Where is AI making a difference today — right now?
That depends on the type of AI you are talking about. Predictive analytics have been around for a while. Local authorities use algorithms and large data sets to help plan services and allocate budgets based on population health. That kind of AI is already quite widespread.
Then there is generative AI. You will find care workers, managers and local authority staff using tools like ChatGPT in different ways — sometimes to draft care plans or write notes. There are risks with that, especially when people don’t realise that they should not be putting personal information into those tools.

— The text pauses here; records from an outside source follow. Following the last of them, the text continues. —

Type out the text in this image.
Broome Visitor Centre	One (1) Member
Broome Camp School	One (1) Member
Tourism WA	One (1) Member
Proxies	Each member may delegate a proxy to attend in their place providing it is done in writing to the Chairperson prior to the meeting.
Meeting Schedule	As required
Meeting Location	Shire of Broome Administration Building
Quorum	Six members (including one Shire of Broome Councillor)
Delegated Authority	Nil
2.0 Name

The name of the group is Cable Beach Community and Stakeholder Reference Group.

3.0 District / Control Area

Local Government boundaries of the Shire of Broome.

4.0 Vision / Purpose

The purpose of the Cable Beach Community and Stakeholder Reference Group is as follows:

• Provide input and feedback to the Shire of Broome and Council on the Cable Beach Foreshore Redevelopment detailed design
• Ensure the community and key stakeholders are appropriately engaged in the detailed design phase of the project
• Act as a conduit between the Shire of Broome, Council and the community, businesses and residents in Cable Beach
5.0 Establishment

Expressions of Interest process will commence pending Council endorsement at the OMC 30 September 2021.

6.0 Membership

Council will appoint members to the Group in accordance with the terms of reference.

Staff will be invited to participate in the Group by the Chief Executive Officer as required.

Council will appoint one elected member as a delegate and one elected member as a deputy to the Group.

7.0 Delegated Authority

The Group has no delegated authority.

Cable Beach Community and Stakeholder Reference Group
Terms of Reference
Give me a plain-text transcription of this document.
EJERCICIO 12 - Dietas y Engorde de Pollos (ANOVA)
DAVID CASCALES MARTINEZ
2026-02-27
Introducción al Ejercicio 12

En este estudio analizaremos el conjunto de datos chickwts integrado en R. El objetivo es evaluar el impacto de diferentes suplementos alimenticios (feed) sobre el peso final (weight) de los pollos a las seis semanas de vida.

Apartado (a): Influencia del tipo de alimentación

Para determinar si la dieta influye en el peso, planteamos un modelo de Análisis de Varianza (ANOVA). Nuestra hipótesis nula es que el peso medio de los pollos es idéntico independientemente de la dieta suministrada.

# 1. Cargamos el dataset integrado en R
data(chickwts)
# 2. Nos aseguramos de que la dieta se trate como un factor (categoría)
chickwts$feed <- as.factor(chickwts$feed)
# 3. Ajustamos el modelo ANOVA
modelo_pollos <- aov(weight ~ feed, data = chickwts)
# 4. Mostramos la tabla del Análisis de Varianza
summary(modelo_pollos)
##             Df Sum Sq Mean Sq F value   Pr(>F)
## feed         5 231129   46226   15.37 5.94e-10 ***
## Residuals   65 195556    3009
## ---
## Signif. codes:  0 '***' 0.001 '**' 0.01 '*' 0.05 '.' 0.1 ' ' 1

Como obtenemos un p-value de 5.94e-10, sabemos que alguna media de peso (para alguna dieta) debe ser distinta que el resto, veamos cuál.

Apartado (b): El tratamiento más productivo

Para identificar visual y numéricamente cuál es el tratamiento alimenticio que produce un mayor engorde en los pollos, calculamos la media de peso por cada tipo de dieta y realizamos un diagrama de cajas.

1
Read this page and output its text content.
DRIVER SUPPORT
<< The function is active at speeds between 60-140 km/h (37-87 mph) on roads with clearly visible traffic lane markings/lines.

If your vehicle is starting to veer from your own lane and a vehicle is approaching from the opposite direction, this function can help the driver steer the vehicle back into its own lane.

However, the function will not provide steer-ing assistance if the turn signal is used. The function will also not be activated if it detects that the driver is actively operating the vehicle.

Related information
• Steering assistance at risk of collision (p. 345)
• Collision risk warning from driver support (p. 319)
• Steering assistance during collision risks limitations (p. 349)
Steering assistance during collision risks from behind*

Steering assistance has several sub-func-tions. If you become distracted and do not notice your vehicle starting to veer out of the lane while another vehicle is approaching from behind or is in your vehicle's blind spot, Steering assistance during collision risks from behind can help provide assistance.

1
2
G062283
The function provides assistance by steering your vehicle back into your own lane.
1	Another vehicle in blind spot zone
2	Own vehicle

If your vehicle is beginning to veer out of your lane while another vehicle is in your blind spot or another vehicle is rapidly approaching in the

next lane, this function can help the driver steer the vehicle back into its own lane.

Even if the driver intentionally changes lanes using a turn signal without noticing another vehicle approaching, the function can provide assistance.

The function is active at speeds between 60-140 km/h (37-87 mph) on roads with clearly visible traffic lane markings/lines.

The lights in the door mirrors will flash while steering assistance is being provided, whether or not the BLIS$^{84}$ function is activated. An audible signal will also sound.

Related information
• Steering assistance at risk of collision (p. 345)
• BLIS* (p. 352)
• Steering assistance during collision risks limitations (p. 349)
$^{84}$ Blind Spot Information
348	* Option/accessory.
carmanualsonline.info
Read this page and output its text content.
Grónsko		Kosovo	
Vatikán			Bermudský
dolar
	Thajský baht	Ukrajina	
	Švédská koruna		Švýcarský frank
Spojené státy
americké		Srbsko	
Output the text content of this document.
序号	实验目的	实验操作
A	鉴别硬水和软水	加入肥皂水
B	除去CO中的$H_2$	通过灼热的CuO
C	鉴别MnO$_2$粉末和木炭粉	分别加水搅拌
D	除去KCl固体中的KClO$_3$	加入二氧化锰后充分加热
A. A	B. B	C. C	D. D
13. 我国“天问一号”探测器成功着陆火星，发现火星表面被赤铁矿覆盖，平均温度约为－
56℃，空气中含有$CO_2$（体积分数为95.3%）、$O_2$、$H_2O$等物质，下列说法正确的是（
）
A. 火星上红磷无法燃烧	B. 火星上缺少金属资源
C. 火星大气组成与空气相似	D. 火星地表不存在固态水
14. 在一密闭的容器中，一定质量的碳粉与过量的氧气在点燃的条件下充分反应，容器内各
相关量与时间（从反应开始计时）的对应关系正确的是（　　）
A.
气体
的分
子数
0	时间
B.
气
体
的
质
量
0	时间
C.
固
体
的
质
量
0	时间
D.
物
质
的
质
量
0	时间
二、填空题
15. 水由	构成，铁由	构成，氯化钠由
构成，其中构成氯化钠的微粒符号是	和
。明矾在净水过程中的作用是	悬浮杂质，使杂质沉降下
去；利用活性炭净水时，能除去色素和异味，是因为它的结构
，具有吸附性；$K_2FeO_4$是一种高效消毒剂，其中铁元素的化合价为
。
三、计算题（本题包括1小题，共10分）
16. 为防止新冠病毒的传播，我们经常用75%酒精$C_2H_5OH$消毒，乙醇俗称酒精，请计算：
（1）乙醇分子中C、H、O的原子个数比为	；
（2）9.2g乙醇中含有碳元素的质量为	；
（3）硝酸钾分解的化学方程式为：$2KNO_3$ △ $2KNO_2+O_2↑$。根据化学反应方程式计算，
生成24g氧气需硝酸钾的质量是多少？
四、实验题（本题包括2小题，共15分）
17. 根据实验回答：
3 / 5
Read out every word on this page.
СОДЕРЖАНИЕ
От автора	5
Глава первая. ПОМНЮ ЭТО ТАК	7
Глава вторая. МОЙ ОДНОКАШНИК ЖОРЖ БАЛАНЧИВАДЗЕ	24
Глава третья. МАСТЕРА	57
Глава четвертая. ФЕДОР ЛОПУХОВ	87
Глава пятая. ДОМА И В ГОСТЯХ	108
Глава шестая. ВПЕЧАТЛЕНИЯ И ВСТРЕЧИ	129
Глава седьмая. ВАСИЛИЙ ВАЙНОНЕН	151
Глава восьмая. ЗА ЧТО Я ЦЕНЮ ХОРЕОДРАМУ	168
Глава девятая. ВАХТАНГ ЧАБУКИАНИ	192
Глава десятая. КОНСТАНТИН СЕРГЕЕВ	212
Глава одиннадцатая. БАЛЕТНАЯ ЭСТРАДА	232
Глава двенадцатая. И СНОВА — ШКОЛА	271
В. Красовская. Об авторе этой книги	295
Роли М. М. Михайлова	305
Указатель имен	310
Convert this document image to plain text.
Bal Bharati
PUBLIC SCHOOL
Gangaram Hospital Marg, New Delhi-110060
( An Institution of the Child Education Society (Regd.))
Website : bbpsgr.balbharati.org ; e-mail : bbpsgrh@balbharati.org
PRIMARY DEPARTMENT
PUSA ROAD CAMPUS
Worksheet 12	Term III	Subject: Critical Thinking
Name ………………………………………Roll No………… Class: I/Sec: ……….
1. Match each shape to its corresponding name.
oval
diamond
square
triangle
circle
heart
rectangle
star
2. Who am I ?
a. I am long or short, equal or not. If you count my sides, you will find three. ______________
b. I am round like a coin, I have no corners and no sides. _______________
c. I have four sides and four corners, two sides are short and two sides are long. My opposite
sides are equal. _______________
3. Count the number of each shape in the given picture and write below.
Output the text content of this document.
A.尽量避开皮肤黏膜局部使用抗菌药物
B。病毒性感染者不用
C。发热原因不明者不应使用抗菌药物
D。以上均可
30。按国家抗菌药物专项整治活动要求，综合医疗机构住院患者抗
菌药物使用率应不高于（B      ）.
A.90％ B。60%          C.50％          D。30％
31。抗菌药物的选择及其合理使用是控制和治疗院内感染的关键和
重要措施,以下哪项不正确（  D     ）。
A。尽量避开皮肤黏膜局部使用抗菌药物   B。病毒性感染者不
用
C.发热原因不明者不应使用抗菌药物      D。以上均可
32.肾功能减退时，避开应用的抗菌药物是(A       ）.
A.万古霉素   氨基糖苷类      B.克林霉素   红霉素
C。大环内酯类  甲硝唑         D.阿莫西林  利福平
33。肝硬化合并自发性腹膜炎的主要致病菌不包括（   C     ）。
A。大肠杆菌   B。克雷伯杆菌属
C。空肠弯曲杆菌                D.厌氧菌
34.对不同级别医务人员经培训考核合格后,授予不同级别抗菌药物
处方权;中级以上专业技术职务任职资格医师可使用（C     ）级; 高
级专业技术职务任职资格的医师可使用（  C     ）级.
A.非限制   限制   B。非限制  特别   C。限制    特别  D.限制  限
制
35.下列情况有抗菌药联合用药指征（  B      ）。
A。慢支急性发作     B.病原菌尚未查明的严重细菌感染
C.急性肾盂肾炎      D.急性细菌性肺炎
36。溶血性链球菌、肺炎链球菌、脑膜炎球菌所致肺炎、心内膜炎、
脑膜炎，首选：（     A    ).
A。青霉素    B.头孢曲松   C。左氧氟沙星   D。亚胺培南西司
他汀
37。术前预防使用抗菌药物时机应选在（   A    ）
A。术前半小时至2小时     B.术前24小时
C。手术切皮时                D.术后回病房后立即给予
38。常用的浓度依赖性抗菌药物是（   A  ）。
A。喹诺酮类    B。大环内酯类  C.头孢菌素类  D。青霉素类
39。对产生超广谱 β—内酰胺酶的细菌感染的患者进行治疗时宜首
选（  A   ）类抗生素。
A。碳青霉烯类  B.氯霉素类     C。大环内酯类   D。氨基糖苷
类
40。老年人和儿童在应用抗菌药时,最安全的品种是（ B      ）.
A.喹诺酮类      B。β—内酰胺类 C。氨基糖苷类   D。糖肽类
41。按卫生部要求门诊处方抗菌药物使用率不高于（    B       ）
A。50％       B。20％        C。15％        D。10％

We are also seeing more use of tools like Co-pilot for things like supervision notes and meeting summaries, just like you and I might use them. Then there are more tailored tools, like Magic Notes, which is designed for social workers and occupational therapists. It uses voice-to-text during assessments and creates an action plan on the spot.
Another interesting example is PainChek. It uses facial recognition to detect pain in people who cannot express it themselves. It learns their facial movements and helps identify when they might be in pain. It’s already being used in care settings across the country.
Summing up social care as a profession, Tommy says: ‘We're not here to fix people. We're here to support people to live a gloriously ordinary life — just like you and I.’